Someone who is physically dependent on opioids as a result of the treatment of pain but who is not craving the drugs is not addicted.
— Dr. Scott Gottlieb, FDA Commissioner

In recent years new and generic formulations of buprenorphine have been released in tablets, sublingual films, injections and implants, and the FDA is trying to promote the development of more of them.

The guidance released by the agency basically tells drug makers they may be able to submit new drug applications for buprenorphine products without conducting the safety and efficacy trials that are usually required for other medications.

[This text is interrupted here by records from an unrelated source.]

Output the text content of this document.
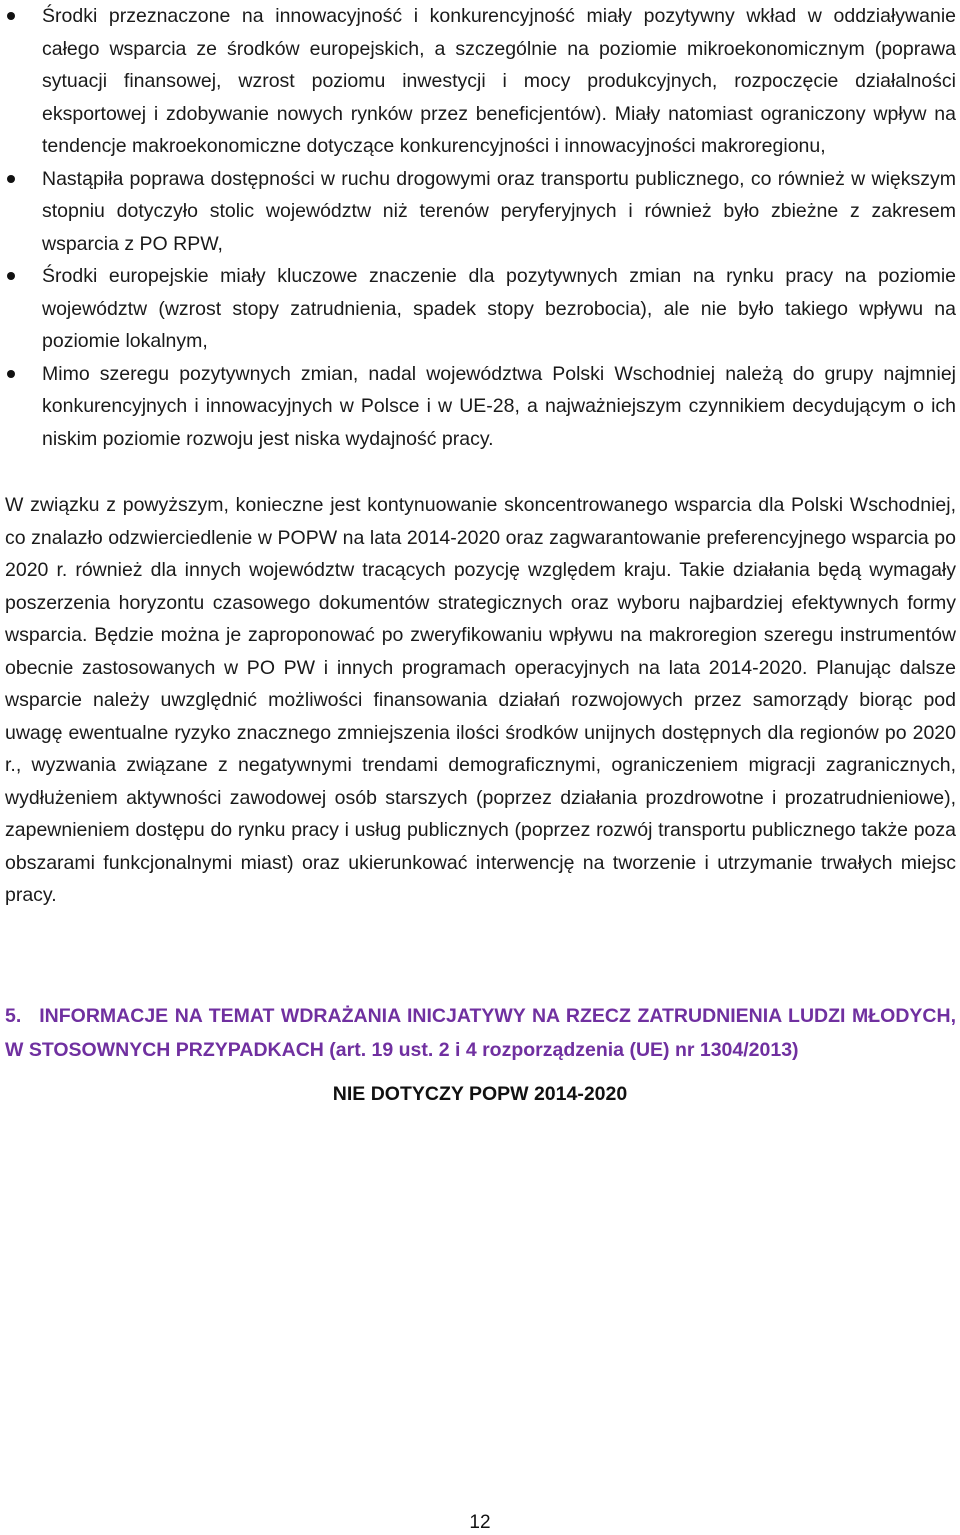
Środki przeznaczone na innowacyjność i konkurencyjność miały pozytywny wkład w oddziaływanie całego wsparcia ze środków europejskich, a szczególnie na poziomie mikroekonomicznym (poprawa sytuacji finansowej, wzrost poziomu inwestycji i mocy produkcyjnych, rozpoczęcie działalności eksportowej i zdobywanie nowych rynków przez beneficjentów). Miały natomiast ograniczony wpływ na tendencje makroekonomiczne dotyczące konkurencyjności i innowacyjności makroregionu,
Nastąpiła poprawa dostępności w ruchu drogowymi oraz transportu publicznego, co również w większym stopniu dotyczyło stolic województw niż terenów peryferyjnych i również było zbieżne z zakresem wsparcia z PO RPW,
Środki europejskie miały kluczowe znaczenie dla pozytywnych zmian na rynku pracy na poziomie województw (wzrost stopy zatrudnienia, spadek stopy bezrobocia), ale nie było takiego wpływu na poziomie lokalnym,
Mimo szeregu pozytywnych zmian, nadal województwa Polski Wschodniej należą do grupy najmniej konkurencyjnych i innowacyjnych w Polsce i w UE-28, a najważniejszym czynnikiem decydującym o ich niskim poziomie rozwoju jest niska wydajność pracy.

W związku z powyższym, konieczne jest kontynuowanie skoncentrowanego wsparcia dla Polski Wschodniej, co znalazło odzwierciedlenie w POPW na lata 2014-2020 oraz zagwarantowanie preferencyjnego wsparcia po 2020 r. również dla innych województw tracących pozycję względem kraju. Takie działania będą wymagały poszerzenia horyzontu czasowego dokumentów strategicznych oraz wyboru najbardziej efektywnych formy wsparcia. Będzie można je zaproponować po zweryfikowaniu wpływu na makroregion szeregu instrumentów obecnie zastosowanych w PO PW i innych programach operacyjnych na lata 2014-2020. Planując dalsze wsparcie należy uwzględnić możliwości finansowania działań rozwojowych przez samorządy biorąc pod uwagę ewentualne ryzyko znacznego zmniejszenia ilości środków unijnych dostępnych dla regionów po 2020 r., wyzwania związane z negatywnymi trendami demograficznymi, ograniczeniem migracji zagranicznych, wydłużeniem aktywności zawodowej osób starszych (poprzez działania prozdrowotne i prozatrudnieniowe), zapewnieniem dostępu do rynku pracy i usług publicznych (poprzez rozwój transportu publicznego także poza obszarami funkcjonalnymi miast) oraz ukierunkować interwencję na tworzenie i utrzymanie trwałych miejsc pracy.

5. INFORMACJE NA TEMAT WDRAŻANIA INICJATYWY NA RZECZ ZATRUDNIENIA LUDZI MŁODYCH, W STOSOWNYCH PRZYPADKACH (art. 19 ust. 2 i 4 rozporządzenia (UE) nr 1304/2013)

NIE DOTYCZY POPW 2014-2020

12
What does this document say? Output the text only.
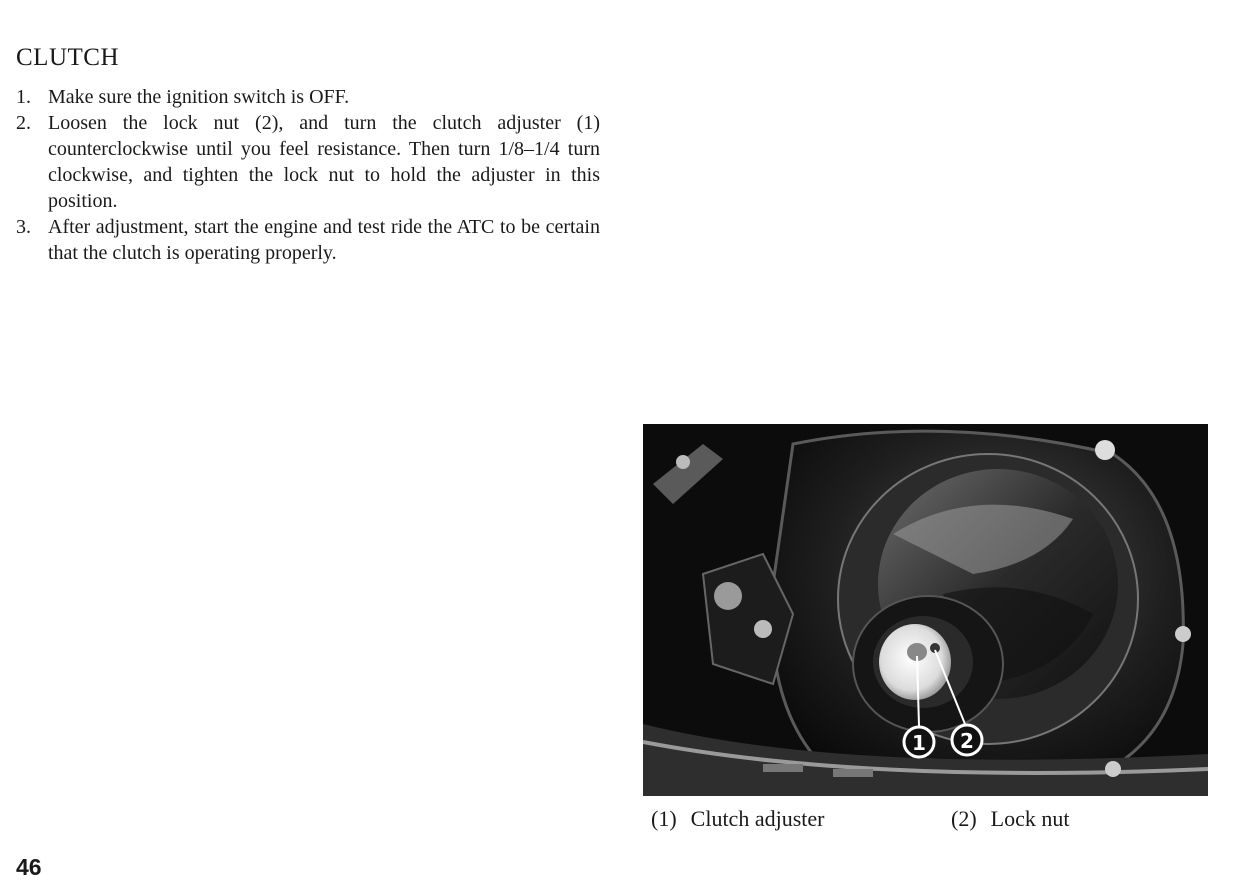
CLUTCH
1. Make sure the ignition switch is OFF.
2. Loosen the lock nut (2), and turn the clutch adjuster (1) counterclockwise until you feel resistance. Then turn 1/8–1/4 turn clockwise, and tighten the lock nut to hold the adjuster in this position.
3. After adjustment, start the engine and test ride the ATC to be certain that the clutch is operating properly.
1 2
(1) Clutch adjuster	(2) Lock nut
46
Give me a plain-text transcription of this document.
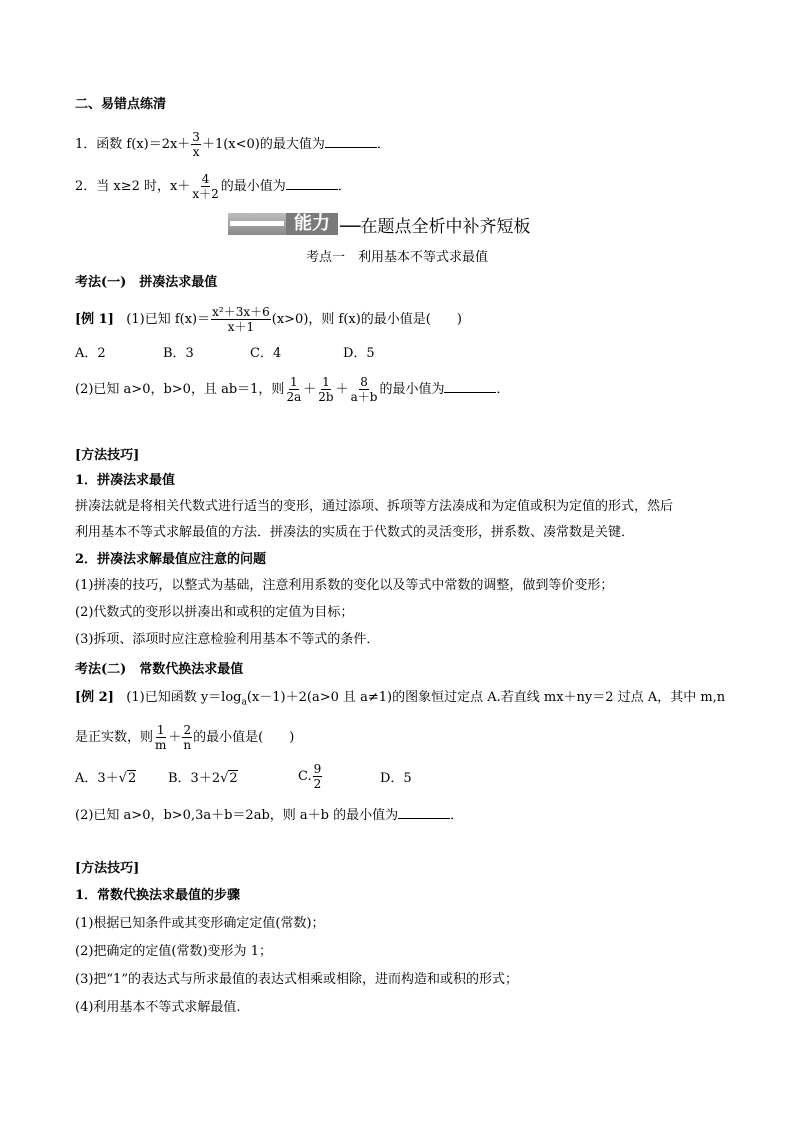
二、易错点练清
1．函数 $f(x)=2x+ \frac{3}{x} +1(x<0)$的最大值为	．
2．当 x≥2 时，$x+ \frac{4}{x+2}$ 的最小值为	．
能力 ──在题点全析中补齐短板
考点一　利用基本不等式求最值
考法(一)　拼凑法求最值
[例 1] (1)已知 $f(x)= \frac{\text{x²＋3x＋6}}{x+1} (x>0)$，则 f(x)的最小值是(　　)
A．2	B．3	C．4	D．5
(2)已知 a>0，b>0，且 ab＝1，则 $\frac{1}{2a} + \frac{1}{2b} + \frac{8}{a+b}$ 的最小值为	．
[方法技巧]
1．拼凑法求最值
拼凑法就是将相关代数式进行适当的变形，通过添项、拆项等方法凑成和为定值或积为定值的形式，然后
利用基本不等式求解最值的方法．拼凑法的实质在于代数式的灵活变形，拼系数、凑常数是关键．
2．拼凑法求解最值应注意的问题
(1)拼凑的技巧，以整式为基础，注意利用系数的变化以及等式中常数的调整，做到等价变形；
(2)代数式的变形以拼凑出和或积的定值为目标；
(3)拆项、添项时应注意检验利用基本不等式的条件．
考法(二)　常数代换法求最值
[例 2] (1)已知函数 $y=\log_a(x-1)+2(a>0$ 且 a≠1)的图象恒过定点 A.若直线 mx＋ny＝2 过点 A，其中 m,n
是正实数，则 $\frac{1}{m} + \frac{2}{n}$ 的最小值是(　　)
A．3＋√2 B．3＋2√2	C. $\frac{9}{2}$	D．5
(2)已知 a>0，b>0,3a＋b＝2ab，则 a＋b 的最小值为	．
[方法技巧]
1．常数代换法求最值的步骤
(1)根据已知条件或其变形确定定值(常数)；
(2)把确定的定值(常数)变形为 1；
(3)把“1”的表达式与所求最值的表达式相乘或相除，进而构造和或积的形式；
(4)利用基本不等式求解最值.
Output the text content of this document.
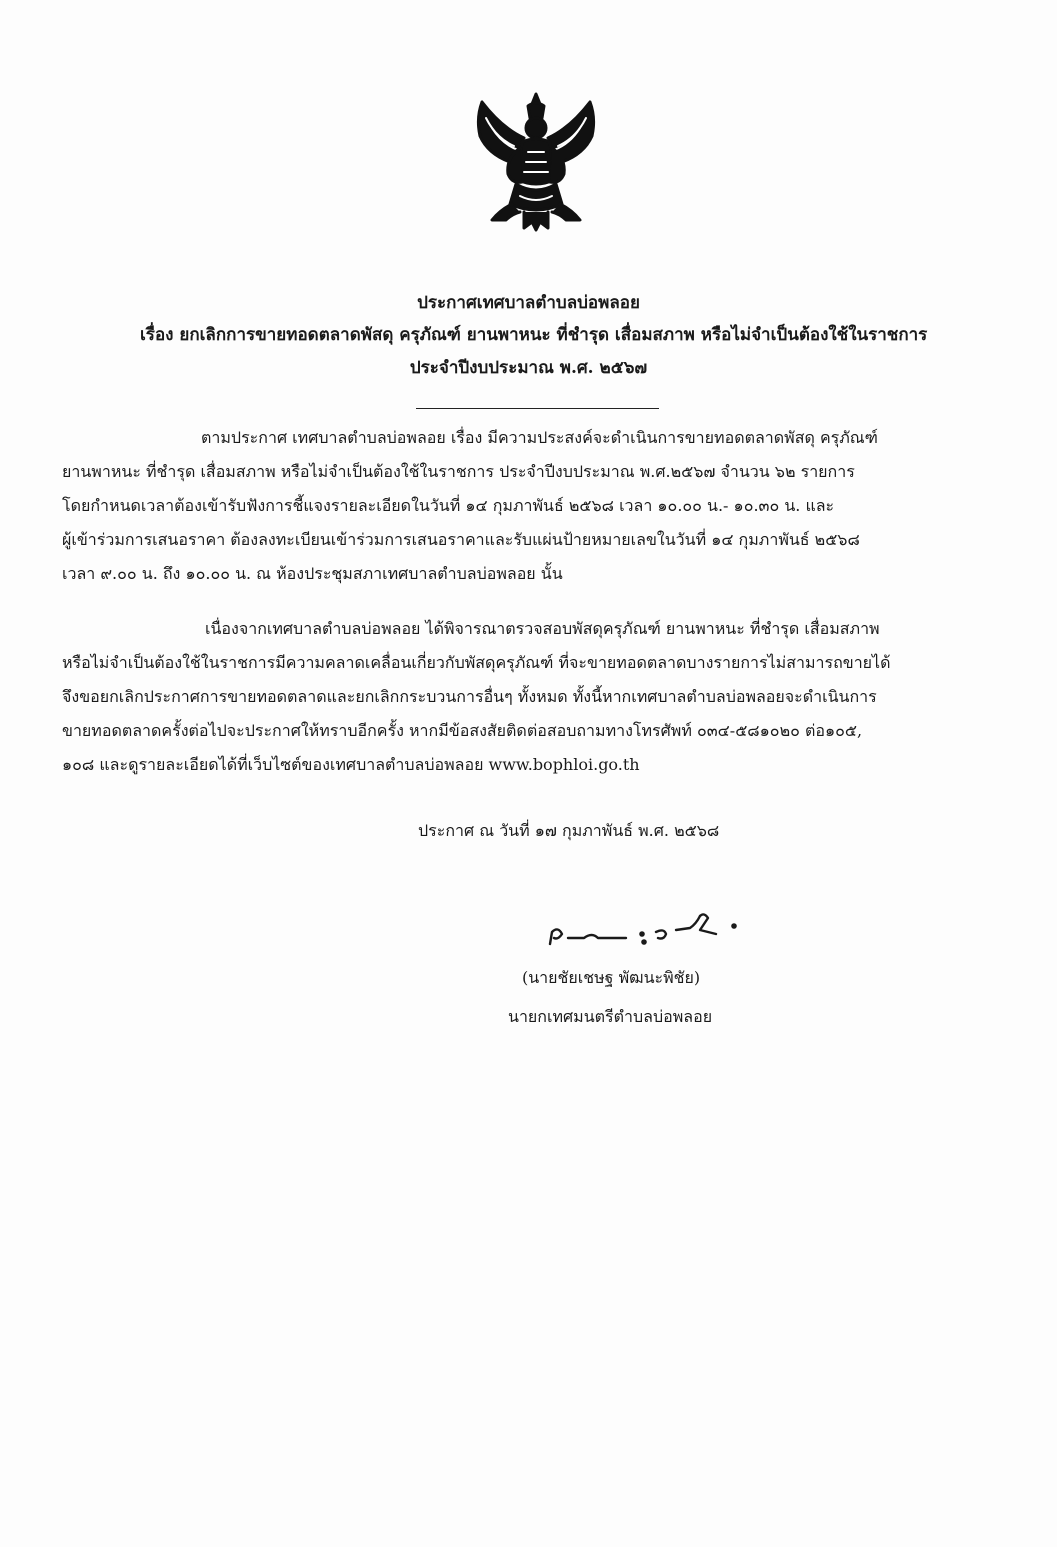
ประกาศเทศบาลตำบลบ่อพลอย
เรื่อง ยกเลิกการขายทอดตลาดพัสดุ ครุภัณฑ์ ยานพาหนะ ที่ชำรุด เสื่อมสภาพ หรือไม่จำเป็นต้องใช้ในราชการ
ประจำปีงบประมาณ พ.ศ. ๒๕๖๗
ตามประกาศ เทศบาลตำบลบ่อพลอย เรื่อง มีความประสงค์จะดำเนินการขายทอดตลาดพัสดุ ครุภัณฑ์
ยานพาหนะ ที่ชำรุด เสื่อมสภาพ หรือไม่จำเป็นต้องใช้ในราชการ ประจำปีงบประมาณ พ.ศ.๒๕๖๗ จำนวน ๖๒ รายการ
โดยกำหนดเวลาต้องเข้ารับฟังการชี้แจงรายละเอียดในวันที่ ๑๔ กุมภาพันธ์ ๒๕๖๘ เวลา ๑๐.๐๐ น.- ๑๐.๓๐ น. และ
ผู้เข้าร่วมการเสนอราคา ต้องลงทะเบียนเข้าร่วมการเสนอราคาและรับแผ่นป้ายหมายเลขในวันที่ ๑๔ กุมภาพันธ์ ๒๕๖๘
เวลา ๙.๐๐ น. ถึง ๑๐.๐๐ น. ณ ห้องประชุมสภาเทศบาลตำบลบ่อพลอย นั้น
เนื่องจากเทศบาลตำบลบ่อพลอย ได้พิจารณาตรวจสอบพัสดุครุภัณฑ์ ยานพาหนะ ที่ชำรุด เสื่อมสภาพ
หรือไม่จำเป็นต้องใช้ในราชการมีความคลาดเคลื่อนเกี่ยวกับพัสดุครุภัณฑ์ ที่จะขายทอดตลาดบางรายการไม่สามารถขายได้
จึงขอยกเลิกประกาศการขายทอดตลาดและยกเลิกกระบวนการอื่นๆ ทั้งหมด ทั้งนี้หากเทศบาลตำบลบ่อพลอยจะดำเนินการ
ขายทอดตลาดครั้งต่อไปจะประกาศให้ทราบอีกครั้ง หากมีข้อสงสัยติดต่อสอบถามทางโทรศัพท์ ๐๓๔-๕๘๑๐๒๐ ต่อ๑๐๕,
๑๐๘ และดูรายละเอียดได้ที่เว็บไซต์ของเทศบาลตำบลบ่อพลอย www.bophloi.go.th
ประกาศ ณ วันที่ ๑๗ กุมภาพันธ์ พ.ศ. ๒๕๖๘
(นายชัยเชษฐ พัฒนะพิชัย)
นายกเทศมนตรีตำบลบ่อพลอย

“The guidance we’re finalizing today is one of the many steps we’re taking to help advance the development of new treatments for opioid use disorder, and promote novel formulations or delivery mechanisms of existing drugs to better tailor available medicines to individuals’ needs,” Gottlieb said. “Our goal is to advance the development of new and better ways of treating opioid use disorder to help more Americans access successful treatments.”

There are currently only three drugs approved by the FDA for medication-assisted treatment (MAT) – buprenorphine, methadone and naltrexone. Physicians wishing to prescribe buprenorphine to patients must have a special certification from the DEA and are limited in the number of patients they can treat.

Buprenorphine is an opioid that is also used to treat pain. When combined with naloxone, buprenorphine reduces cravings for opioids and lowers the risk of abuse.

Some addicts have discovered that buprenorphine can also be used to get high or to ease their withdrawal pain from heroin and other opioids. Buprenorphine is such a popular street drug that the National Forensic Laboratory Information System ranked buprenorphine as the third most diverted opioid medication in the U.S. in 2014.